Documentation layout

docs/
├── overview.md          # Project overview
├── getting-started.md   # Installation and first steps
├── guide/               # Narrative user guides (Markdown)
├── cookbook/             # Recipes with doctest examples (Markdown)
├── contributing.md      # This page
└── api/                 # API reference (reStructuredText, auto-generated)

Narrative guides go in guide/ or as top-level Markdown files. API reference pages live in api/ and use .. automodule:: directives to pull documentation from docstrings.

Docstring rules of thumb

  • New public function or class? Add a Google-style docstring with a one-line summary, Args/Returns sections, and a >>> example if the function is pure and deterministic.

  • Changed a function’s signature or behavior? Update its docstring and any >>> examples to match. Stale doctests will fail in CI.

  • Async, I/O, or nondeterministic code? Write a docstring with >>> examples. Also test these in tests/unit/.

  • Keep doctests minimal. 2-4 lines showing the happy path is enough. Edge cases belong in unit tests.

Doctest quick reference

In Python source files (collected by pytest):

def add(a: int, b: int) -> int:
    """Add two numbers.

    >>> add(1, 2)
    3
    """
    return a + b

In Markdown documentation files (collected by Sphinx):

```{doctest}
>>> from otto.utils import Status
>>> Status.Success
<Status.Success: 0>
```

Common imports (Status, CommandStatus, LocalHost) are pre-loaded in doc-file doctests via doctest_global_setup in docs/conf.py.

Coverage reports

From pytest

make coverage

Manually

uv run coverage run --source=otto --context=manual -m otto <subcommand> [args]
uv run coverage html  # writes to reports/coverage/html (see .coveragerc)

Type checking

ty (from astral) is being trialled as a replacement for pyright. The project keeps a [tool.pyright] block for Pylance/VS Code, while [tool.ty] drives the CLI checker and the optional ty language server.

make typecheck     # run ty check against src/ with all rules at error

Config lives under [tool.ty.*] in pyproject.toml. ty is pinned to an exact version (ty==0.0.31) because its 0.0.x releases allow breaking diagnostic changes between any two versions — floating the pin would cause unannounced CI churn.

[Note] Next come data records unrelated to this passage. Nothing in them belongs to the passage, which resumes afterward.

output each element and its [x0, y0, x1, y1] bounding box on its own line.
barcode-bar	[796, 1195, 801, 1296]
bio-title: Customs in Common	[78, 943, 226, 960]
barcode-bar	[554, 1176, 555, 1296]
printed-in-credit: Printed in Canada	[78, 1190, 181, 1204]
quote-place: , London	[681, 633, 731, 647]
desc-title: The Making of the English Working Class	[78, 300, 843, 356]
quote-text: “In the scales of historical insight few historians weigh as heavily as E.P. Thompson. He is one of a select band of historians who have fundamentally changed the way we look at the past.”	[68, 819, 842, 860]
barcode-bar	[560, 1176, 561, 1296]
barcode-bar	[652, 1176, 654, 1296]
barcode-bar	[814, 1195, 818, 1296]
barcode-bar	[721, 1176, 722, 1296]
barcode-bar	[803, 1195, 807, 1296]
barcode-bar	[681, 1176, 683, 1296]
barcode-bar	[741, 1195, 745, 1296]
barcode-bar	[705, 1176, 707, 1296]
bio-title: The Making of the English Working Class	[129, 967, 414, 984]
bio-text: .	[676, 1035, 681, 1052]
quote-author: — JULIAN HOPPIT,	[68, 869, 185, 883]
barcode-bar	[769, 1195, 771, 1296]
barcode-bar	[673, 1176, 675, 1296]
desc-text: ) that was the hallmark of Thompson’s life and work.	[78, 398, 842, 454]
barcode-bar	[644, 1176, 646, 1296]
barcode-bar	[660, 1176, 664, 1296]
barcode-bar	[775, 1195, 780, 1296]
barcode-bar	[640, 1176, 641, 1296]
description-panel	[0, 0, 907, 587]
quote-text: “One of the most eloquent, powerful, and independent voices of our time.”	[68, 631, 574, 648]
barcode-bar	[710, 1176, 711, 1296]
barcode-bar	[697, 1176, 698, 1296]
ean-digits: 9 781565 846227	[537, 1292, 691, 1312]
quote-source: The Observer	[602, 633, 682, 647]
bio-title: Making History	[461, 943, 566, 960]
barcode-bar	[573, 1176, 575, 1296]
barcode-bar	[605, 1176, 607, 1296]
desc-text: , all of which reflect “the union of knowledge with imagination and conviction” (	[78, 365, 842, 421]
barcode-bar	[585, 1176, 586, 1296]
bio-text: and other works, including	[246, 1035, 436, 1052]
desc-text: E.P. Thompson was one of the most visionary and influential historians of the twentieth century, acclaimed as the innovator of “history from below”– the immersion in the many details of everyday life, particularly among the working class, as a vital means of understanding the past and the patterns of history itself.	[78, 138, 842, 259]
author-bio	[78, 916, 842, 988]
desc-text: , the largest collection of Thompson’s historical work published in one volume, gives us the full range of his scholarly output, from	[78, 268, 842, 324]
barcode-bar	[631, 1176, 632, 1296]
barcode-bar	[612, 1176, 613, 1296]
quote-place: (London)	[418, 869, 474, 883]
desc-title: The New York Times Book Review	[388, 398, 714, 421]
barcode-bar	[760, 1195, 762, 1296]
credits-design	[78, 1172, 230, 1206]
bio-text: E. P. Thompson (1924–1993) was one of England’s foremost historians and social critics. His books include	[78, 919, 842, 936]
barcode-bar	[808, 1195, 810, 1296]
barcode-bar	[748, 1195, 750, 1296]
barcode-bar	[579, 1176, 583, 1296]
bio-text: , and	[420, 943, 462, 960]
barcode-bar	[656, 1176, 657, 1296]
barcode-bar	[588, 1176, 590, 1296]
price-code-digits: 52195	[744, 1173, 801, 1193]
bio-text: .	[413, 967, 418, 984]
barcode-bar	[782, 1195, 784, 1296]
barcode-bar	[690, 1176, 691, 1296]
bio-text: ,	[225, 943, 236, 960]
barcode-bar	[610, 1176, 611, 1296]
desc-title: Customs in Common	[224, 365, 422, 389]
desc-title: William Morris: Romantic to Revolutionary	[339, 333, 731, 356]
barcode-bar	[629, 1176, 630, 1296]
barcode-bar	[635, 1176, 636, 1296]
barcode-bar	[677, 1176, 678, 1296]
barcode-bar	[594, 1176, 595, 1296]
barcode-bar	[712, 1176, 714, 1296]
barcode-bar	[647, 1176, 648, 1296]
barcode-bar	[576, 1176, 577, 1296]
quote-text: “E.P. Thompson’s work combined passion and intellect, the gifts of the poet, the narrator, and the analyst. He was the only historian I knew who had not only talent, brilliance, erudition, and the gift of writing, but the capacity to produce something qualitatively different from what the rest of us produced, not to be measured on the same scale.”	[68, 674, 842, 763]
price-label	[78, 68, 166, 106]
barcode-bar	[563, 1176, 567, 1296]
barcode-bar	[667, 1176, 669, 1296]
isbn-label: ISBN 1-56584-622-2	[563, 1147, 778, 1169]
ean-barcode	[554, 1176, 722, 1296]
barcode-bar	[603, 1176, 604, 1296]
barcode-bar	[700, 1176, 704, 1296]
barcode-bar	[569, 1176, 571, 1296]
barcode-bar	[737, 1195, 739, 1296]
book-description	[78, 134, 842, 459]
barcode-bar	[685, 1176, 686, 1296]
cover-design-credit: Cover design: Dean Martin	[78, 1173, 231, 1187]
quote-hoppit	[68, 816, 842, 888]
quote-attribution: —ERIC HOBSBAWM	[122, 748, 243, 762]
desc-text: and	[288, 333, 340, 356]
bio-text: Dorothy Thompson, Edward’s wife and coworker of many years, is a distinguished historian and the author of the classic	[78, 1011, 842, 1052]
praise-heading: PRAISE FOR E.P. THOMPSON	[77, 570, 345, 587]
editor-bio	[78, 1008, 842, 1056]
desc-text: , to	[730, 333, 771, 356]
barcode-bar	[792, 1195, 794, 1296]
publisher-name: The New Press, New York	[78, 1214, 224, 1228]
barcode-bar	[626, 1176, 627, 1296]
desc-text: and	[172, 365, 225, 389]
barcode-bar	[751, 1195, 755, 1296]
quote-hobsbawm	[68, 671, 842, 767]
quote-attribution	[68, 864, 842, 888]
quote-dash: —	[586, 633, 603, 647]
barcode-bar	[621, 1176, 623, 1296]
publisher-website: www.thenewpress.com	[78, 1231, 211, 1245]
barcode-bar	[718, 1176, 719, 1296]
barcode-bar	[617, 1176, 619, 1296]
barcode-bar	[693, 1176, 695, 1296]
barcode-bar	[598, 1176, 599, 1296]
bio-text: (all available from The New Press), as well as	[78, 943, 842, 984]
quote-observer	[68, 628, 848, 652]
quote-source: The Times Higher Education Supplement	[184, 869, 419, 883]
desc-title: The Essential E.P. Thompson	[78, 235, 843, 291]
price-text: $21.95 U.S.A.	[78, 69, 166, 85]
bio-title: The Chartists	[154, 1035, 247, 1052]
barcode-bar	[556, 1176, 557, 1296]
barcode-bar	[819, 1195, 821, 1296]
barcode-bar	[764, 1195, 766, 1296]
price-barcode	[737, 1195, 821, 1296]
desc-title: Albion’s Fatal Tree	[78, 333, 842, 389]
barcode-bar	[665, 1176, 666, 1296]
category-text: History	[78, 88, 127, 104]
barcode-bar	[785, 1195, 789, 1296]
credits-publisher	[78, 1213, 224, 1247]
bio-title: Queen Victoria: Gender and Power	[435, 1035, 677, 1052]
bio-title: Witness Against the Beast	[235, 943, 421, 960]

Work the count down with per-line # ty: ignore[rule-name] suppressions (justified in the surrounding context) or by fixing the underlying type. Do not silence rules globally in [tool.ty.rules] — an individual demotion there needs to be defensible in review.

Use uv run ty explain rule <name> for the full rationale and examples behind any diagnostic.

For VS Code: install the “Astral ty” extension (Ctrl+Shift+P → Extensions → search “ty”). It reads [tool.ty] from pyproject.toml, so LSP diagnostics and make typecheck stay in sync.

Performance reports

uv run pyinstrument -o profile.txt -m otto <subcommand> [args]

AI-Assisted Contributions

AI coding tools (e.g., GitHub Copilot, Claude, Cursor) are permitted for contributions to otto. If your PR contains AI-assisted code, please note it in the PR description. Regardless of how code was generated, contributors are responsible for understanding, testing, and owning what they submit.